Tandis que le ministre de l’église épiscopale tonnait ainsi à la fois contre les catholiques, les dissenters mystiques et les révolutionnaires, un ministre méthodiste prêchait, dans une autre église en l’honneur de Kossuth et de l’intervention, à un certain degré, de l’Amérique dans les affaires européennes.

J’ai vu à Cambridge ce qu’il y a, je crois, de mieux aux États-Unis sous le rapport des sciences naturelles. Ici j’ai eu occasion d’interroger un professeur de chimie de l’université de New-York, M. Draper, sur le progrès des connaissances physiques. Sa réponse m’a frappé d’autant plus qu’il est Anglais de naissance, et par conséquent moins exposé a céder, en vantant l’Amérique, à un préjugé national. Nous parlions du journal scientifique de Silliman, bien connu et estimé en Europe.
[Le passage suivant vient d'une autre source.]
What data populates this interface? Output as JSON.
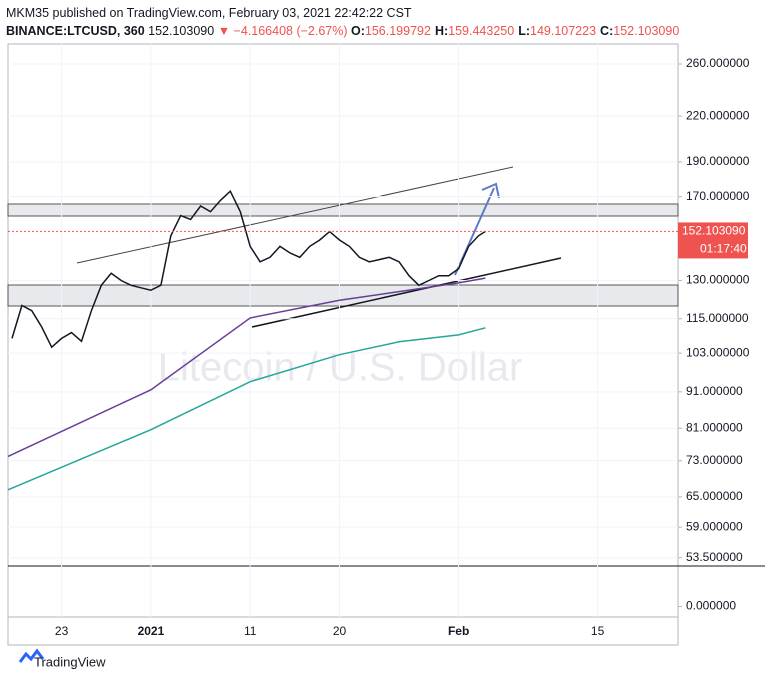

M. Draper m’a dit qu’à l’origine la plus grande partie de ce journal était remplie de comptes-rendus des travaux européens, et que les recherches originales des Américains étaient en minorité, mais que maintenant la proportion était inverse. M. Draper disait vrai, comme chacun peut s’en assurer ; ce fait n’est-il pas la preuve d’un progrès évident ?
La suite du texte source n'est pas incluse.